Un protocole d'accord va permettre la généralisation des primes à performance pour les médecins
Signé entre l'assurance maladie et les syndicats de médecins libéraux dans la nuit de mercredi à jeudi, il va également jeter les bases d'un nouveau secteur tarifaire devant encadrer les dépassements d'honoraires de certains spécialistes.
Sa mise en oeuvre dépend maintenant de l'accord des complémentaires santé (mutuelles, assurances privées).
Après des mois de négociations, et une séance finale de plus de 18h au siège de l'assurance maladie à Paris, la CSMF, le SML et MG France, trois des cinq syndicats présents, ont signé ce protocole avec l'assurance maladie.
S'il doit régir pour cinq ans les relations entre la Sécurité sociale et les médecins, il faudra encore que les instances de ces syndicats valident ces signatures pour lancer la nouvelle convention médicale.
"La fin d'une certaine médecine libérale"
La généralisation d'une prime à la performance pour les médecins libéraux signifie "la fin d'une certaine médecine libérale", a estimé jeudi l'économiste de la santé Claude Le Pen. "On rentre dans une pratique codifiée, organisée, évaluée et orientée vers des résultats.
C'est la fin d'une certaine médecine libérale", a expliqué à l'AFP M. Le Pen, professeur à l'université Paris-Dauphine.
"Dans l'essence de la médecine libérale, les médecins sont libres: libres de prescrire ce qu'ils veulent, de s'installer où ils veulent, ils sont payés directement par les patients et n'ont de compte à rendre qu'aux patients", a-t-il poursuivi.
"Aujourd'hui, il y a une tutelle administrative et il n'est plus libre de ses prescriptions. Il faut qu'il obéisse à certains nombre d'éléments (prescriptions de génériques, examens à date périodique...) et il est évalué de manière objective sur la base d'indicateurs", a-t-il ajouté.

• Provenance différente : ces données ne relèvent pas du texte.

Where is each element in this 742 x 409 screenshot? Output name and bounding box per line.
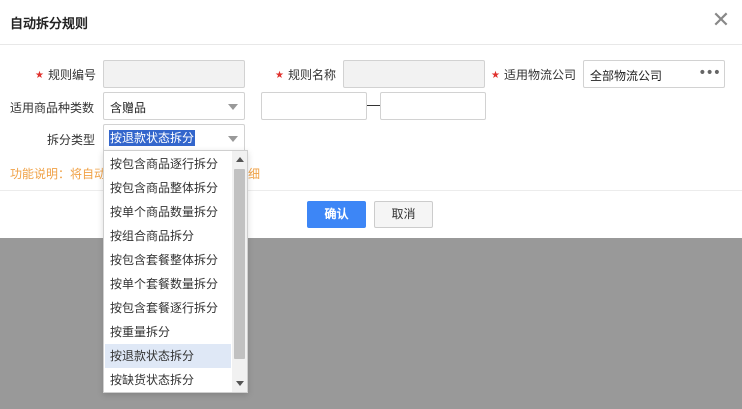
dropdown-option[interactable]: 按重量拆分 xyxy=(105,320,231,344)
dropdown-option[interactable]: 按包含套餐逐行拆分 xyxy=(105,296,231,320)
dialog-header: 自动拆分规则 ✕ xyxy=(0,0,742,45)
required-star-icon: ★ xyxy=(491,70,500,81)
rule-name-label: ★ 规则名称 xyxy=(275,68,336,82)
close-icon[interactable]: ✕ xyxy=(708,8,734,34)
dropdown-option[interactable]: 按包含套餐整体拆分 xyxy=(105,248,231,272)
carrier-select[interactable]: 全部物流公司 ••• xyxy=(583,60,725,88)
category-count-label: 适用商品种类数 xyxy=(10,101,95,115)
dropdown-option[interactable]: 按组合商品拆分 xyxy=(105,224,231,248)
dropdown-option-highlighted[interactable]: 按退款状态拆分 xyxy=(105,344,231,368)
chevron-down-icon xyxy=(228,136,238,142)
carrier-value: 全部物流公司 xyxy=(590,69,663,83)
rule-code-input[interactable] xyxy=(103,60,245,88)
range-to-input[interactable] xyxy=(380,92,486,120)
split-type-label: 拆分类型 xyxy=(47,133,96,147)
required-star-icon: ★ xyxy=(35,70,44,81)
more-icon[interactable]: ••• xyxy=(698,65,721,81)
split-type-value: 按退款状态拆分 xyxy=(109,130,196,146)
category-count-select[interactable]: 含赠品 xyxy=(103,92,245,120)
split-type-dropdown: 按包含商品逐行拆分 按包含商品整体拆分 按单个商品数量拆分 按组合商品拆分 按包… xyxy=(103,150,248,393)
function-note-tail: 细 xyxy=(248,167,261,181)
rule-name-input[interactable] xyxy=(343,60,485,88)
cancel-button[interactable]: 取消 xyxy=(374,201,433,228)
chevron-down-icon xyxy=(228,104,238,110)
scroll-up-arrow-icon[interactable] xyxy=(236,157,244,162)
range-from-input[interactable] xyxy=(261,92,367,120)
category-count-value: 含赠品 xyxy=(110,101,147,115)
confirm-button[interactable]: 确认 xyxy=(307,201,366,228)
dropdown-option[interactable]: 按单个套餐数量拆分 xyxy=(105,272,231,296)
rule-code-label: ★ 规则编号 xyxy=(35,68,96,82)
function-note: 功能说明：将自动 xyxy=(10,167,107,181)
carrier-label: ★ 适用物流公司 xyxy=(491,68,576,82)
dropdown-option[interactable]: 按单个商品数量拆分 xyxy=(105,200,231,224)
range-separator xyxy=(367,105,380,106)
dropdown-scrollbar[interactable] xyxy=(232,151,247,392)
dropdown-option[interactable]: 按包含商品逐行拆分 xyxy=(105,152,231,176)
scroll-down-arrow-icon[interactable] xyxy=(236,381,244,386)
scrollbar-thumb[interactable] xyxy=(234,169,245,359)
dialog-title: 自动拆分规则 xyxy=(10,17,89,32)
required-star-icon: ★ xyxy=(275,70,284,81)
dropdown-option[interactable]: 按包含商品整体拆分 xyxy=(105,176,231,200)
split-type-select[interactable]: 按退款状态拆分 xyxy=(103,124,245,152)
dropdown-option[interactable]: 按缺货状态拆分 xyxy=(105,368,231,392)
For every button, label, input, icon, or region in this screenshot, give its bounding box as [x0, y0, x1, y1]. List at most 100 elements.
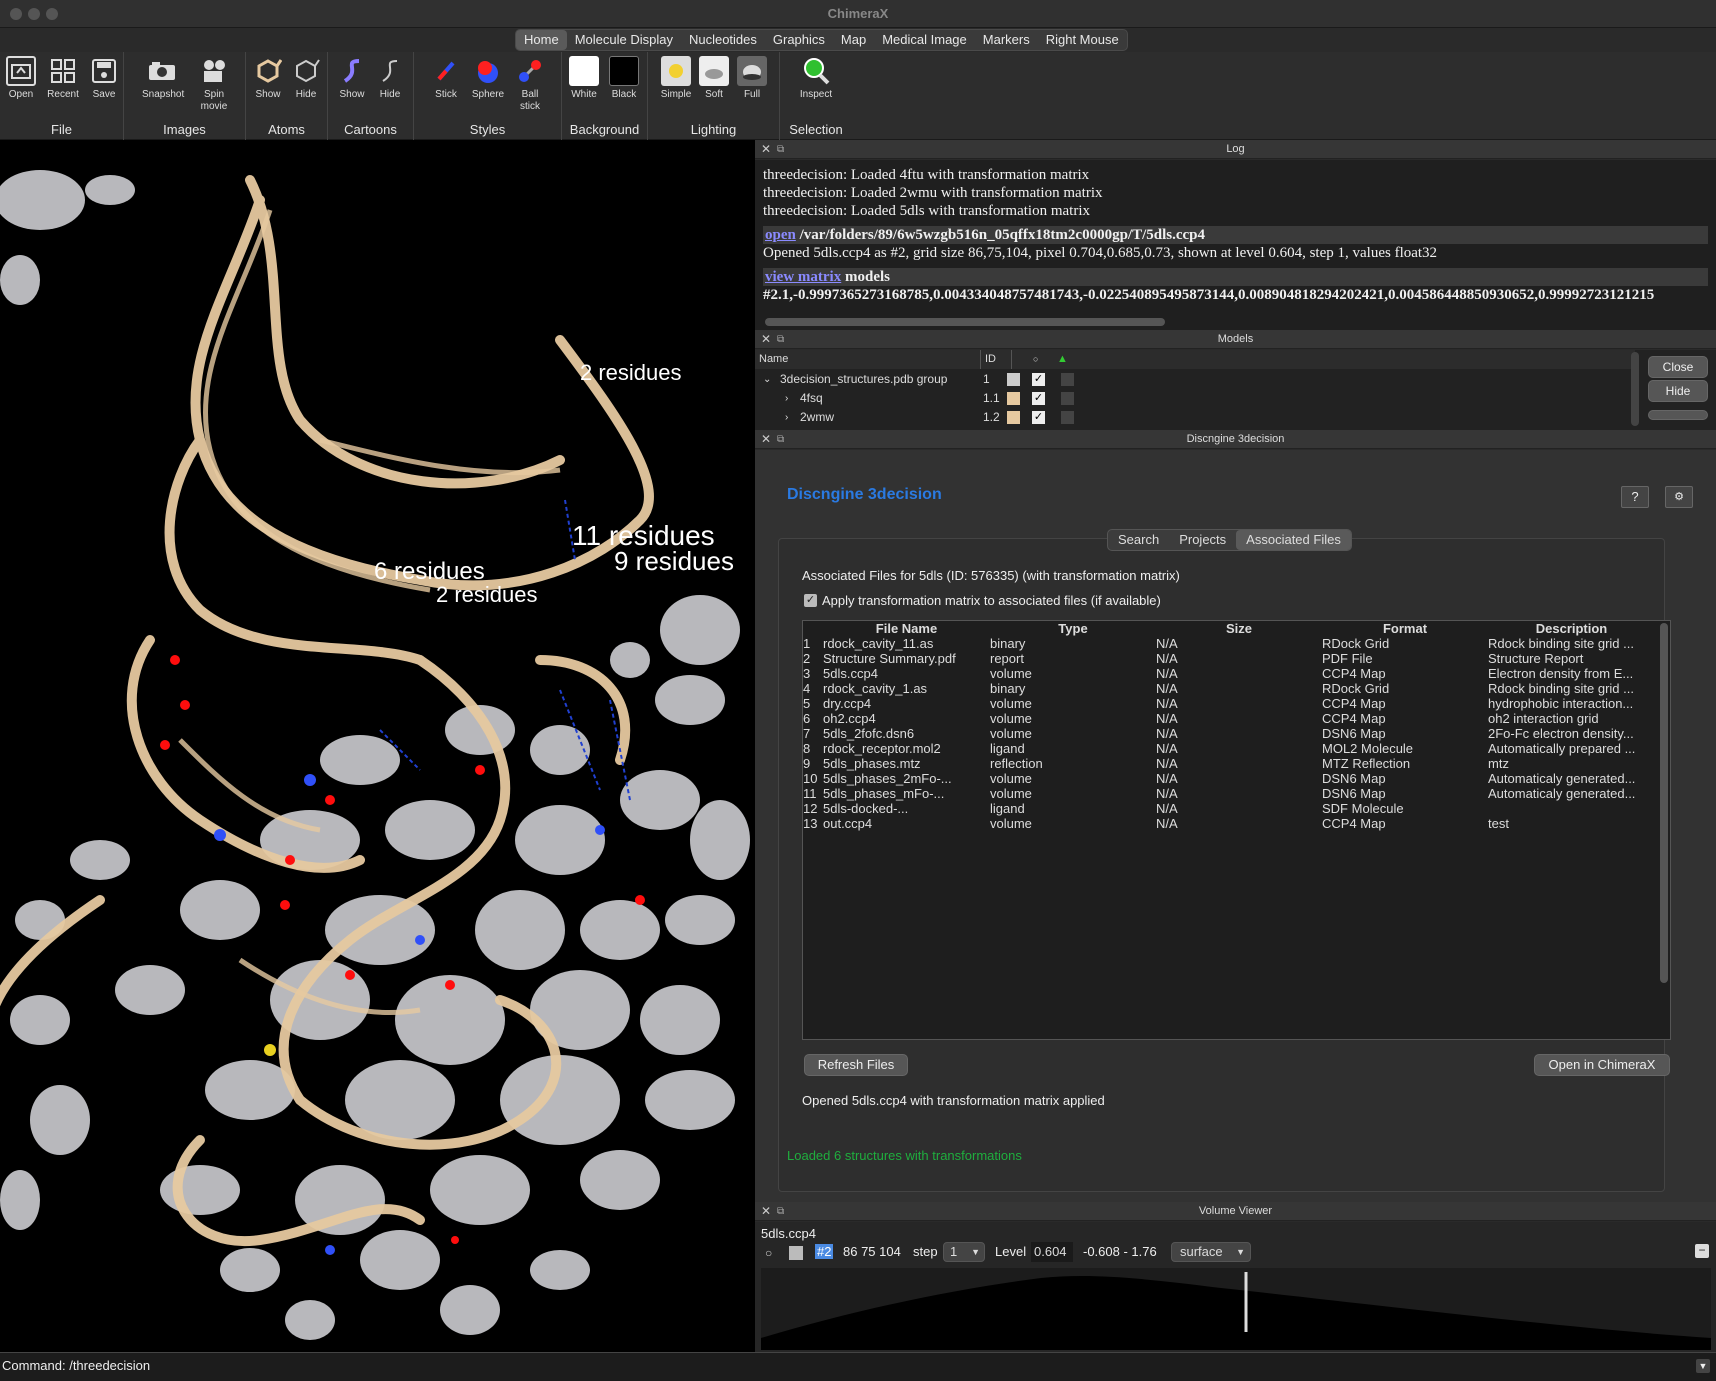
table-row[interactable]: 13 out.ccp4 volume N/A CCP4 Map test: [803, 816, 1655, 831]
model-color-swatch[interactable]: [1007, 411, 1020, 424]
stick-button[interactable]: Stick: [426, 56, 466, 101]
select-checkbox[interactable]: [1061, 411, 1074, 424]
inspect-button[interactable]: Inspect: [796, 56, 836, 101]
table-row[interactable]: 5 dry.ccp4 volume N/A CCP4 Map hydrophobic in…: [803, 696, 1655, 711]
chevron-right-icon[interactable]: ›: [785, 408, 788, 427]
black-background-button[interactable]: Black: [604, 56, 644, 101]
command-history-icon[interactable]: ▼: [1696, 1359, 1710, 1373]
tab-nucleotides[interactable]: Nucleotides: [681, 30, 765, 50]
open-command-link[interactable]: open: [765, 227, 796, 243]
table-row[interactable]: 7 5dls_2fofc.dsn6 volume N/A DSN6 Map 2Fo-Fc …: [803, 726, 1655, 741]
format-column-header[interactable]: Format: [1322, 621, 1488, 636]
style-select[interactable]: surface ▼: [1171, 1242, 1251, 1262]
id-column-header[interactable]: ID: [980, 350, 996, 369]
atoms-show-button[interactable]: Show: [248, 56, 288, 101]
float-icon[interactable]: ⧉: [777, 1202, 784, 1221]
level-input[interactable]: 0.604: [1031, 1242, 1073, 1262]
full-lighting-button[interactable]: Full: [732, 56, 772, 101]
shown-checkbox[interactable]: ✓: [1032, 373, 1045, 386]
tab-home[interactable]: Home: [516, 30, 567, 50]
description-column-header[interactable]: Description: [1488, 621, 1655, 636]
table-row[interactable]: 2 Structure Summary.pdf report N/A PDF File S…: [803, 651, 1655, 666]
soft-lighting-button[interactable]: Soft: [694, 56, 734, 101]
minimize-window-button[interactable]: [28, 8, 40, 20]
models-scrollbar[interactable]: [1631, 352, 1639, 426]
model-row[interactable]: › 4fsq 1.1 ✓: [755, 389, 1635, 408]
table-row[interactable]: 3 5dls.ccp4 volume N/A CCP4 Map Electron dens…: [803, 666, 1655, 681]
apply-matrix-checkbox[interactable]: ✓: [804, 594, 817, 607]
close-icon[interactable]: ✕: [761, 1202, 771, 1221]
spin-movie-button[interactable]: Spin movie: [194, 56, 234, 113]
show-volume-toggle[interactable]: ○: [765, 1246, 772, 1260]
model-row[interactable]: › 2wmw 1.2 ✓: [755, 408, 1635, 427]
log-horizontal-scrollbar[interactable]: [765, 318, 1165, 326]
open-button[interactable]: Open: [1, 56, 41, 101]
float-icon[interactable]: ⧉: [777, 430, 784, 449]
size-column-header[interactable]: Size: [1156, 621, 1322, 636]
file-name-column-header[interactable]: File Name: [823, 621, 990, 636]
float-icon[interactable]: ⧉: [777, 140, 784, 159]
sphere-button[interactable]: Sphere: [468, 56, 508, 101]
table-row[interactable]: 10 5dls_phases_2mFo-... volume N/A DSN6 Map A…: [803, 771, 1655, 786]
shown-checkbox[interactable]: ✓: [1032, 392, 1045, 405]
type-column-header[interactable]: Type: [990, 621, 1156, 636]
table-row[interactable]: 9 5dls_phases.mtz reflection N/A MTZ Reflect…: [803, 756, 1655, 771]
command-input[interactable]: /threedecision: [69, 1358, 150, 1373]
files-table-scrollbar[interactable]: [1660, 623, 1668, 983]
cartoons-show-button[interactable]: Show: [332, 56, 372, 101]
tab-projects[interactable]: Projects: [1169, 530, 1236, 550]
close-icon[interactable]: ✕: [761, 330, 771, 349]
tab-markers[interactable]: Markers: [975, 30, 1038, 50]
log-panel[interactable]: threedecision: Loaded 4ftu with transfor…: [755, 160, 1716, 330]
open-in-chimerax-button[interactable]: Open in ChimeraX: [1534, 1054, 1670, 1076]
view-matrix-link[interactable]: view matrix: [765, 269, 841, 285]
volume-histogram[interactable]: [761, 1268, 1711, 1350]
refresh-files-button[interactable]: Refresh Files: [804, 1054, 908, 1076]
model-color-swatch[interactable]: [1007, 373, 1020, 386]
volume-color-swatch[interactable]: [789, 1246, 803, 1260]
model-color-swatch[interactable]: [1007, 392, 1020, 405]
close-icon[interactable]: ✕: [761, 140, 771, 159]
close-window-button[interactable]: [10, 8, 22, 20]
table-row[interactable]: 6 oh2.ccp4 volume N/A CCP4 Map oh2 interactio…: [803, 711, 1655, 726]
table-row[interactable]: 12 5dls-docked-... ligand N/A SDF Molecule: [803, 801, 1655, 816]
help-button[interactable]: ?: [1621, 486, 1649, 508]
chevron-down-icon[interactable]: ⌄: [763, 370, 771, 389]
shown-checkbox[interactable]: ✓: [1032, 411, 1045, 424]
graphics-viewport[interactable]: 2 residues 11 residues 9 residues 6 resi…: [0, 140, 755, 1352]
more-model-button[interactable]: [1648, 410, 1708, 420]
table-row[interactable]: 1 rdock_cavity_11.as binary N/A RDock Grid Rd…: [803, 636, 1655, 651]
save-button[interactable]: Save: [84, 56, 124, 101]
table-row[interactable]: 4 rdock_cavity_1.as binary N/A RDock Grid Rdo…: [803, 681, 1655, 696]
model-row[interactable]: ⌄ 3decision_structures.pdb group 1 ✓: [755, 370, 1635, 389]
settings-button[interactable]: ⚙: [1665, 486, 1693, 508]
tab-graphics[interactable]: Graphics: [765, 30, 833, 50]
close-icon[interactable]: ✕: [761, 430, 771, 449]
tab-map[interactable]: Map: [833, 30, 874, 50]
cartoons-hide-button[interactable]: Hide: [370, 56, 410, 101]
select-checkbox[interactable]: [1061, 392, 1074, 405]
tab-associated-files[interactable]: Associated Files: [1236, 530, 1351, 550]
collapse-icon[interactable]: −: [1695, 1244, 1709, 1258]
zoom-window-button[interactable]: [46, 8, 58, 20]
hide-model-button[interactable]: Hide: [1648, 380, 1708, 402]
tab-medical-image[interactable]: Medical Image: [874, 30, 975, 50]
white-background-button[interactable]: White: [564, 56, 604, 101]
window-controls[interactable]: [10, 8, 64, 23]
table-row[interactable]: 11 5dls_phases_mFo-... volume N/A DSN6 Map Au…: [803, 786, 1655, 801]
tab-right-mouse[interactable]: Right Mouse: [1038, 30, 1127, 50]
tab-molecule-display[interactable]: Molecule Display: [567, 30, 681, 50]
snapshot-button[interactable]: Snapshot: [142, 56, 184, 101]
recent-button[interactable]: Recent: [43, 56, 83, 101]
tab-search[interactable]: Search: [1108, 530, 1169, 550]
table-row[interactable]: 8 rdock_receptor.mol2 ligand N/A MOL2 Molecu…: [803, 741, 1655, 756]
close-model-button[interactable]: Close: [1648, 356, 1708, 378]
ball-stick-button[interactable]: Ball stick: [510, 56, 550, 113]
chevron-right-icon[interactable]: ›: [785, 389, 788, 408]
atoms-hide-button[interactable]: Hide: [286, 56, 326, 101]
simple-lighting-button[interactable]: Simple: [656, 56, 696, 101]
float-icon[interactable]: ⧉: [777, 330, 784, 349]
step-select[interactable]: 1 ▼: [943, 1242, 985, 1262]
select-checkbox[interactable]: [1061, 373, 1074, 386]
name-column-header[interactable]: Name: [759, 350, 788, 369]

"C'est une évolution doctrinale relativement importante qui nous éloigne un petit peu de notre modèle de sécu traditionnel et qui nous rapproche d'un modèle de sécu à l'anglaise", a-t-il estimé.
Généralisation des primes à la performance
Les primes à la performance pourront atteindre plus de 9.000 euros pour les généralistes qui atteindront l'ensemble des objectifs fixés, en termes de prévention, de prescription ou encore d'informatisation de leur cabinet. L'assurance maladie espère ainsi améliorer la rémunération des médecins vertueux et les pratiques médicales.
Une liste d'une trentaine d'objectifs a été établie. Pour engranger des points, un médecin devra, par exemple, atteindre un taux défini de patientes de 50 à 74 ans participant au dépistage du cancer du sein, prescrire une proportion donnée de génériques ou encore transmettre suffisamment de feuilles de soins électroniques.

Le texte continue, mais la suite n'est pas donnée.